Eligibility.—Eligibility for a rental voucher or certificate is determined by the PHA based on total annual gross income and family size and is limited to U.S. citizens and specified categories of noncitizens who have eligible immigration status. In general, the family's income may not exceed 50% of the median income for the county or metropolitan area in which the family chooses to live.
The program regulations require that the PHA must use the same waiting list for admission to its tenant-based certificate and voucher programs. When a family's name reaches the top of the list, the family is offered the form of assistance that first becomes available. If a family refuses the form of assistance the PHA offers, the family may remain on the list and wait for the other form of assistance. If a family refuses offers of both certificate and voucher assistance, the PHA may then remove the family's name from the waiting list.
PHAs have discretion over whether to allow participating families to switch forms of assistance. Some PHAs permit families to switch if the PHA has the other form of assistance available at the time of the request, many PHAs do not.
Special Needs Assistance Programs (Homeless)

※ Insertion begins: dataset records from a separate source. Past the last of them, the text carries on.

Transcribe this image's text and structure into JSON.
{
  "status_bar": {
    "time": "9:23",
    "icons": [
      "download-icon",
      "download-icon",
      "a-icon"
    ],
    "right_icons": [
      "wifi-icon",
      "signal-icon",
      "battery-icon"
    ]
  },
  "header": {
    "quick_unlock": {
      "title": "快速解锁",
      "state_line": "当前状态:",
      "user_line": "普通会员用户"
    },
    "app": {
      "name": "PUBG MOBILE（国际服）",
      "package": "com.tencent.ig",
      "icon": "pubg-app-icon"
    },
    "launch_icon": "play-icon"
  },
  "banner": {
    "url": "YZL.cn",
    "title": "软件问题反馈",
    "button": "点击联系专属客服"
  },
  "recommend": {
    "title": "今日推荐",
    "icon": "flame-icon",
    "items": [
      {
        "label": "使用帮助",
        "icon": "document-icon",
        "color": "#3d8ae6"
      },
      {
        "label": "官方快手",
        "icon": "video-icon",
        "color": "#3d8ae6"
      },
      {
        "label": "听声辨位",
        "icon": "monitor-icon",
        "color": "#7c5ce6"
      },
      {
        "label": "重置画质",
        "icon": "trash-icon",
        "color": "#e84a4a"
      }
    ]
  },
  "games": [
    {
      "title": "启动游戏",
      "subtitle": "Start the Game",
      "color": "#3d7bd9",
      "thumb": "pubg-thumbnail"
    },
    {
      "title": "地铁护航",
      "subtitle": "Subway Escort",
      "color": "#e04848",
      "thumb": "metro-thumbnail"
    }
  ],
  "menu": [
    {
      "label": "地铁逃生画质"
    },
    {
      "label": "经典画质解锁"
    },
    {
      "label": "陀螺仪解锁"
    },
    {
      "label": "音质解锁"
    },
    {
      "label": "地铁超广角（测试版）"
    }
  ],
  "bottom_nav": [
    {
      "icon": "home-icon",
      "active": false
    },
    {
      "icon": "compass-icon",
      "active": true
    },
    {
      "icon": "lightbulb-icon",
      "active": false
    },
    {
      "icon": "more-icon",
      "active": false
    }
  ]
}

HUD administers a number of programs that offer housing and supportive services for homeless persons. These programs provide a range of housing, from emergency to transitional to permanent housing for persons with disabilities. A brief description of three of these programs follow.
Shelter Plus Care
S+C is a program designed to provide housing and supportive services on a long-term basis for homeless persons with disabilities (primarily those with serious mental illness, chronic problems with alcohol and/or drugs, and AIDS) and their families who are living in places not intended for human habitation (for example, cars, parks, and abandoned buildings) or in emergency shelters. The program allows for a variety of housing choices, and a range of supportive services funded by other sources, in response to the needs of the hard-to-reach homeless population with disabilities.
Program grants are used for the provision of rental assistance payments. The supportive services may be funded by other Federal, State, or local sources, as well as private sources.
Section 8 Single Room Occupancy
SRO housing assistance is designed to bring more standard single room dwelling units into the local housing supply and to use those units to assist homeless persons. The SRO units might be in run down hotels, old schools, or even in large abandoned homes that have been rehabilitated.
HUD contracts with PHAs to rehabilitate residential properties for SRO housing. The PHAs make Section 8 rental assistance payments to participating owners on behalf of homeless individuals who rent the rehabilitated dwellings. The rental assistance payments cover the difference between a portion of the tenant's income (normally 30%) and the unit's rent, which must be within the fair market rent established by HUD.
Rental assistance for SRO units is provided for a period of 10 years. Owners are compensated for the cost of some of the rehabilitation (as well as the other costs of owning and maintaining the property) through the rental assistance payments. To be eligible for assistance, a unit must receive a minimum of $3,000 of rehabilitation.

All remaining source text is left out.